Remember that the real asset for a telecom company is not the network or the mobile spectrum. It's the relationship with its customers. By selling some phones and services and providing useful information over the internet, you are establishing a valuable proprietary channel to the customer, which allows you to solidify and intensify your relationship with your most valuable asset.

What's more, selling online offers a quick way to increase revenues and decrease costs for the mobile phone divisions. The sale of cellphones in Europe, which grew 60% to 151 million handsets in 2000, is the key driver pushing up revenues in Europe's E200 billion telecommunications market.

And most of growth in the mobile phone market has been fueled by pre-paid phone service, which has captured 50-75% of the subscriber base in most major markets. This kind of service requires the customers to visit a dealer to buy more pre-paid minutes, and the dealer would then get a substantial commission of between 10 and 30%, depending on the country and the operator.

But if you could pre-pay for telephone calls online, that would increase convenience for many customers; lower distribution costs; and avoid dealer commissions and the physical distribution of SIM cards.

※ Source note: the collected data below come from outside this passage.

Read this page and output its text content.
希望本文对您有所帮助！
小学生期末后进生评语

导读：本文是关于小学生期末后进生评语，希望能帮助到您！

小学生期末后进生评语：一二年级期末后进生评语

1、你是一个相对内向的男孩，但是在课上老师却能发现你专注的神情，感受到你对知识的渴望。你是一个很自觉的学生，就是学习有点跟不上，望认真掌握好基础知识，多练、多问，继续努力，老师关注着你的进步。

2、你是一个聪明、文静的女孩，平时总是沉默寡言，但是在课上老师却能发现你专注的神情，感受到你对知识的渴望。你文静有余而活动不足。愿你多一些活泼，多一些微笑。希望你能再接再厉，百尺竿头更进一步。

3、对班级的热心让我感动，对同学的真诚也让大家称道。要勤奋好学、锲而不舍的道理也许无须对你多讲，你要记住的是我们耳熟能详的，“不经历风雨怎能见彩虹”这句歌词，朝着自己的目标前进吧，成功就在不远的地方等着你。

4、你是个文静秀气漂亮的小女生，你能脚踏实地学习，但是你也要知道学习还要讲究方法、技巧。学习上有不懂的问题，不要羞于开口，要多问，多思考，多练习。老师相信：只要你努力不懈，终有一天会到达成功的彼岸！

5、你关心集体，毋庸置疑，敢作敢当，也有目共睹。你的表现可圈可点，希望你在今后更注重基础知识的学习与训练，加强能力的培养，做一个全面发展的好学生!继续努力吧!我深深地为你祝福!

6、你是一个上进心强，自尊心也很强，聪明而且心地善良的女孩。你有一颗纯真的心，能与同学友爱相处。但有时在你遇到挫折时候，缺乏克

When it comes to new data services in the 3G world, it's even more likely that these will be sold online. At Bain we expect the online share for pre-pay to go up to 20% and for data products and value added services to 35% by the year 2005.

There's another big opportunity for the wireless group: Set up your own wireless portals. Don't let others do it and acquire the opportunity to disintermediate you from your customers.

Think of how the telecom companies in the US allowed Yahoo! and AOL to take control of the portals and make them the internet brands everyone knows.

If telecom companies allow third parties to command the portals, they will be demoted to tube and access companies, a mere commodity, like the highways. The third-party portals will effectively drive customers to the portal's choice of highway. The key is to control and manage the customer relationship yourself. Don't cede the brand.

Converting a company's buy-side, sell-side and inside functions from telephone and fax to the internet is a major challenge, which should be met with an integrated vision and a clear idea of the key initiatives most appropriate for the culture of the company and the region it serves.

The exercise typically involves a major change management programme to ensure the whole organization is "net-ready".

Another key component is leadership, as proven by Cisco's John Chambers or Oracle's Larry Ellison, who are clearly "walking the talk" in their respective organizations. But the potential savings and increased revenues at stake should induce telecom companies to give up the telephone—at least for key business activities.

Neville Hargreaves and Michael Haenlein of Bain & Company assisted with this article.